Gavan Daws, born in Australia in 1933, came to study and teach at the University of Hawaii in 1958. He is author not only of
Shoal of Time: A History of the Hawaiian Islands
(1968), from which “The Honolulu Martyrdom” is taken, but also
Holy Man: Father Damien of Molokai
(1973) and
A Dream of Islands (1980).
For some years Dr. Daws has held the chair of Pacific History at the Australian National University.

IN ALL the careful social calculations being made at the islands during the twenties and thirties, one large group of men was usually discounted: the members of the United States armed forces who manned the naval base at Pearl Harbor and the army posts strung out from Fort Ruger at Diamond Head to Schofield Barracks on the central plain of Oahu. The servicemen could not be ignored altogether—there were too many of them for that. But neither could they be assimilated—again, there were too many of them. So they were tolerated, but only just.

Pearl Harbor became the home of the Pacific fleet, and Schofield Barracks was the biggest army post in the United States. Even in the years of disarmament after World War One, between fifteen and twenty thousand men were stationed in Hawaii. These figures made the armed services big business in the islands, and especially at Honolulu. The building of a dry dock at Pearl Harbor alone involved a payroll of sixty thousand dollars a month for almost ten years (a period that included a fresh start after the first pourings of concrete collapsed). Walter Dillingham’s Honolulu Dredging and Construction Company and his Oahu Railroad and Land Company did well out of the development of the harbor, an undertaking second in cost only to the Panama Canal, according to one estimate; and all sorts of smaller businessmen—taxi operators, barbers, tattoo artists, nightclub owners, and brothel keepers—made a killing whenever the fleet came back from maneuvers or the enlisted men of Schofield came into town with their pay.

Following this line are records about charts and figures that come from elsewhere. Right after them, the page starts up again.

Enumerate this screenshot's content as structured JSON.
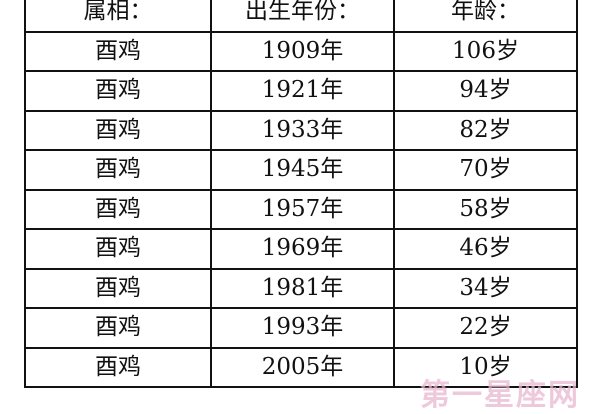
{
  "table": {
    "headers": [
      "属相：",
      "出生年份：",
      "年龄："
    ],
    "rows": [
      [
        "酉鸡",
        "1909年",
        "106岁"
      ],
      [
        "酉鸡",
        "1921年",
        "94岁"
      ],
      [
        "酉鸡",
        "1933年",
        "82岁"
      ],
      [
        "酉鸡",
        "1945年",
        "70岁"
      ],
      [
        "酉鸡",
        "1957年",
        "58岁"
      ],
      [
        "酉鸡",
        "1969年",
        "46岁"
      ],
      [
        "酉鸡",
        "1981年",
        "34岁"
      ],
      [
        "酉鸡",
        "1993年",
        "22岁"
      ],
      [
        "酉鸡",
        "2005年",
        "10岁"
      ]
    ]
  },
  "watermark": "第一星座网"
}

For the most part, however, the serviceman’s money was more welcome than the serviceman himself A surprising number of soldiers and sailors married local girls in Hawaii—thousands of them over the years—and this showed acceptance of a sort, but a feeling of estrangement between the two communities, military and civilian, persisted just the same. The question resolved itself into a matter of ingroups and outgroups, and the dividing line between servicemen and residents could not have been more clearly marked.

This game of ingroups and outgroups had been played for a long time at the islands, and a man’s perception of the game depended upon his place in it. On the plantations—and in the armed services, for that matter—everything was in the open, with rank and occupation displayed for all to see. But there were other versions of the game in which definitions were more subtle, so much so, in fact, that they might escape an uninstructed observer. Someone unfamiliar with Chinatown, for example, might miss the point that more than one dialect of Chinese was spoken there, that the two main groups of Chinese immigrants, the Punti and the Hakka, had not much time for each other, and that community organizations such as the United Chinese Society papered over differences among other groupings based on family, clan, village, district, and provincial loyalties—all jealously preserved, and set aside only for compelling reasons. Someone unfamiliar with the Japanese might not understand that most of them came from the southern prefectures of Japan, and that they wanted themselves distinguished at all costs from the minority of migrants who came from the Ryukyu Islands, the Okinawans. A Korean did not want to be mistaken either for a Chinese or a Japanese, and his country’s unhappy history made his point for him, if anybody took the trouble to find out about it. Chinese, Japanese, and Koreans alike took their various positions seriously, especially in relation to those late arrivals, the Filipinos, among whom, in turn, there were divisions—between Tagalog, Visayan, and Ilocano.